Una notizia che arriva come un fulmine a ciel sereno e colpisce al cuore gli appassionati di Basket di tutto il mondo. Kobe Bryant non c'è più, è rimasto vittima di un incidente in elicottero a Calabasas, in California, insieme ad altre quattro persone che si trovavano con lui. Aveva 41 anni, lascia la moglie Vanessa e quattro figlie. Lo schianto del mezzo aereo si sarebbe verificato intorno alle ore 19 italiane.

La tragedia in California

Secondo le notizie che arrivano dagli States, il velivolo si è schiantato al suolo per cause ancora da accertare.

L'ex cestista dei Los Angeles Lakers era a bordo insieme ad altre quattro persone. L'elicottero è stato avvolto dalle fiamme e per i passeggeri non c'è stato nulla da fare.

Nemmeno 24 ore prima Kobe Bryant si era complimentato con LeBron James, che lo ha superato come terzo massimo realizzatore di sempre in Nba.

La notizia, data per primo dal sito americano TMZ, è stata poi confermata dagli altri media statunitensi.

La carriera di un monumento

La straordinaria carriera di Kobe Bryant si riassume innanzitutto nei titoli vinti: cinque anelli, due Mvp delle Finals ed un Mvp della stagione regolare.

Era nato a Filadelfia ed era molto legato all'Italia dove ha vissuto dai 6 ai 13 anni, quando suo padre Joe ha giocato nel nostro Paese vestendo le canotte di Pistoia, Rieti, Reggio Calabria e Reggio Emilia. L'amore per l'Italia gli è rimasto dentro così come il suo ottimo e fluente italiano e la passione per il calcio, era tifosissimo del Milan.

La sua carriera tra i Pro inizia nel 1996 dopo le giovanili alla Lower Merion High School, quando viene selezionato dei draft dagli Hornets, ma da Charlotte viene lasciato andare ai Los Angeles Lakers.
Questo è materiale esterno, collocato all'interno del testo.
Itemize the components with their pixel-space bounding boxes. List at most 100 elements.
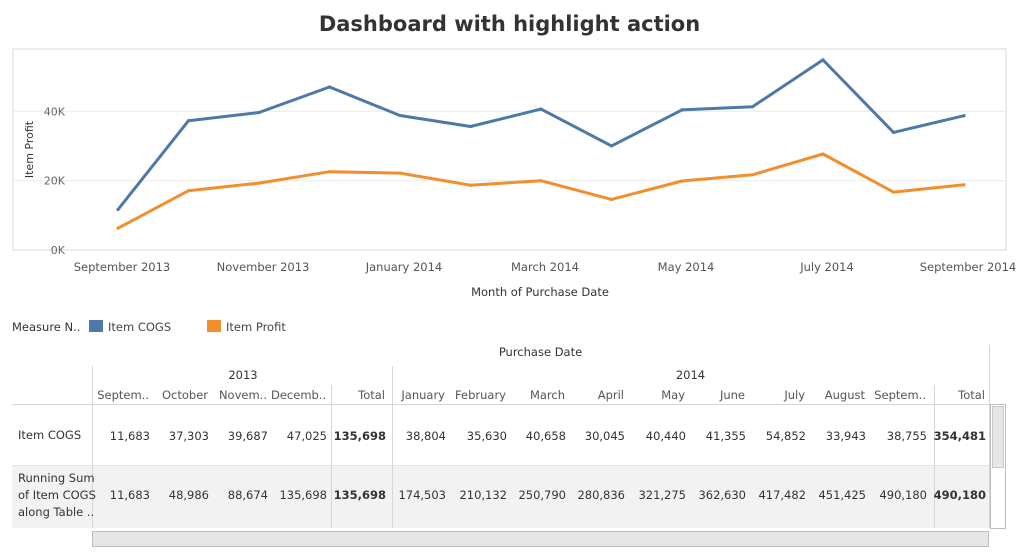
legend-label-cogs: Item COGS — [108, 320, 172, 334]
data-point[interactable] — [116, 226, 120, 230]
x-tick-label: November 2013 — [217, 260, 310, 274]
data-point[interactable] — [962, 183, 966, 187]
table-cell: 37,303 — [168, 429, 209, 443]
table-cell: 39,687 — [227, 429, 268, 443]
legend-label-profit: Item Profit — [226, 320, 286, 334]
legend-title: Measure N.. — [12, 320, 81, 334]
x-tick-label: July 2014 — [799, 260, 854, 274]
data-point[interactable] — [680, 108, 684, 112]
x-tick-label: January 2014 — [365, 260, 443, 274]
year-header-2013: 2013 — [228, 368, 258, 382]
data-point[interactable] — [186, 119, 191, 123]
table-cell: 135,698 — [333, 488, 386, 502]
table-cell: 490,180 — [933, 488, 986, 502]
data-point[interactable] — [327, 85, 332, 89]
data-point[interactable] — [680, 179, 684, 183]
data-point[interactable] — [468, 124, 473, 129]
data-point[interactable] — [398, 113, 402, 118]
column-header: July — [784, 388, 805, 402]
data-point[interactable] — [257, 181, 261, 185]
divider — [934, 385, 935, 528]
table-cell: 33,943 — [825, 429, 866, 443]
column-header: October — [161, 388, 208, 402]
data-point[interactable] — [116, 207, 120, 212]
table-cell: 48,986 — [168, 488, 209, 502]
horizontal-scrollbar[interactable] — [92, 531, 989, 547]
row-label-line: along Table .. — [18, 505, 95, 519]
plot-frame — [12, 48, 1007, 251]
data-point[interactable] — [891, 130, 896, 134]
data-point[interactable] — [398, 171, 402, 175]
vertical-scrollbar-thumb[interactable] — [992, 406, 1004, 468]
table-cell: 11,683 — [109, 429, 150, 443]
data-point[interactable] — [891, 190, 896, 194]
column-header: Decemb.. — [271, 388, 326, 402]
table-cell: 54,852 — [765, 429, 806, 443]
column-header: February — [455, 388, 506, 402]
table-cell: 250,790 — [518, 488, 566, 502]
data-point[interactable] — [609, 144, 614, 148]
column-header: Septem.. — [874, 388, 926, 402]
data-point[interactable] — [821, 152, 825, 156]
data-point[interactable] — [186, 189, 191, 193]
data-point[interactable] — [539, 179, 543, 183]
table-cell: 38,755 — [886, 429, 927, 443]
x-tick-label: September 2013 — [74, 260, 171, 274]
y-tick-label: 0K — [51, 244, 66, 257]
divider — [12, 404, 990, 405]
column-header: Total — [358, 388, 385, 402]
x-tick-label: May 2014 — [658, 260, 715, 274]
data-point[interactable] — [539, 107, 543, 111]
legend-swatch-profit — [207, 320, 221, 332]
dashboard-title: Dashboard with highlight action — [318, 12, 701, 36]
column-header: March — [529, 388, 565, 402]
line-chart[interactable]: 0K 20K 40K Item Profit September 2013 Novembe… — [0, 40, 1019, 310]
data-point[interactable] — [821, 58, 825, 62]
table-cell: 354,481 — [933, 429, 986, 443]
data-point[interactable] — [750, 105, 755, 109]
table-cell: 362,630 — [698, 488, 746, 502]
table-cell: 174,503 — [398, 488, 446, 502]
x-tick-label: September 2014 — [920, 260, 1017, 274]
table-cell: 280,836 — [577, 488, 625, 502]
data-point[interactable] — [468, 183, 473, 187]
column-header: Novem.. — [218, 388, 267, 402]
table-cell: 35,630 — [466, 429, 507, 443]
table-header-purchase-date: Purchase Date — [498, 345, 583, 359]
table-cell: 40,440 — [645, 429, 686, 443]
table-cell: 11,683 — [109, 488, 150, 502]
table-cell: 88,674 — [227, 488, 268, 502]
table-cell: 30,045 — [584, 429, 625, 443]
column-header: August — [824, 388, 865, 402]
table-cell: 451,425 — [818, 488, 866, 502]
column-header: June — [719, 388, 745, 402]
data-point[interactable] — [750, 173, 755, 177]
table-cell: 210,132 — [459, 488, 507, 502]
data-point[interactable] — [609, 197, 614, 202]
row-label-running-sum: Running Sum of Item COGS along Table .. — [18, 470, 96, 521]
x-axis-label: Month of Purchase Date — [471, 285, 609, 299]
column-header: May — [661, 388, 685, 402]
divider — [12, 465, 990, 466]
data-point[interactable] — [962, 114, 966, 118]
column-header: Septem.. — [97, 388, 149, 402]
row-label-line: of Item COGS — [18, 488, 96, 502]
table-cell: 135,698 — [333, 429, 386, 443]
vertical-scrollbar[interactable] — [990, 404, 1006, 529]
data-point[interactable] — [257, 110, 261, 115]
table-cell: 135,698 — [279, 488, 327, 502]
table-cell: 41,355 — [705, 429, 746, 443]
year-header-2014: 2014 — [675, 368, 706, 382]
table-cell: 38,804 — [405, 429, 446, 443]
row-label-line: Running Sum — [18, 471, 95, 485]
data-point[interactable] — [327, 170, 332, 174]
table-cell: 417,482 — [758, 488, 806, 502]
table-cell: 490,180 — [879, 488, 927, 502]
y-tick-label: 40K — [44, 105, 66, 118]
column-header: January — [401, 388, 445, 402]
legend-swatch-cogs — [89, 320, 103, 332]
column-header: April — [597, 388, 624, 402]
row-label-item-cogs: Item COGS — [18, 428, 82, 442]
divider — [331, 385, 332, 528]
y-axis-label: Item Profit — [23, 120, 36, 178]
Il suo straordinario mito nasce proprio a cavallo dei due millenni, indosserà la storica canotta gialloviola e vincerà il suo primo anello del 2000. Nessun innamorato del basket può aver dimenticato l'incredibile coppia dei Lakers composta da Bryant e Shaquille O'Neal. Lo squadrone di Los Angeles realizza un incredibile filotto, mettendo le mani sui titoli Nba anche nel 2001 e 2002. Altri due anelli li aggiungerà alla sua personale collezione nel 2009 e 2010, in quest'ultima stagione viene votato come Mvp delle Finals.

Sei anni dopo arriva il suo addio alla pallacanestro al quale viene spinto da tantissime noie fisiche che caratterizzeranno i suoi ultimi anni di carriera. Ma lui lascia il parquet con stile, indimenticabile il suo match d'addio contro gli Utah Jazz in cui mette a segno 60 punti.

Con la canotta dei Lakers ha giocato in un ventennio 1.346 partite realizzando 33.643 punti. Bryant è il quarto marcatore di sempre in Nba dopo Kareem Abdul-Jabbar, Karl Malone e LeBron James che, come già detto, lo ha sorpassato nemmeno 24 ore prima della tragedia. Per lui inoltre anche 37 gare in nazionale tra il 2007 ed il 2012 e la conquista di due titoli olimpici, a Pechino 2008 e Londra 2012.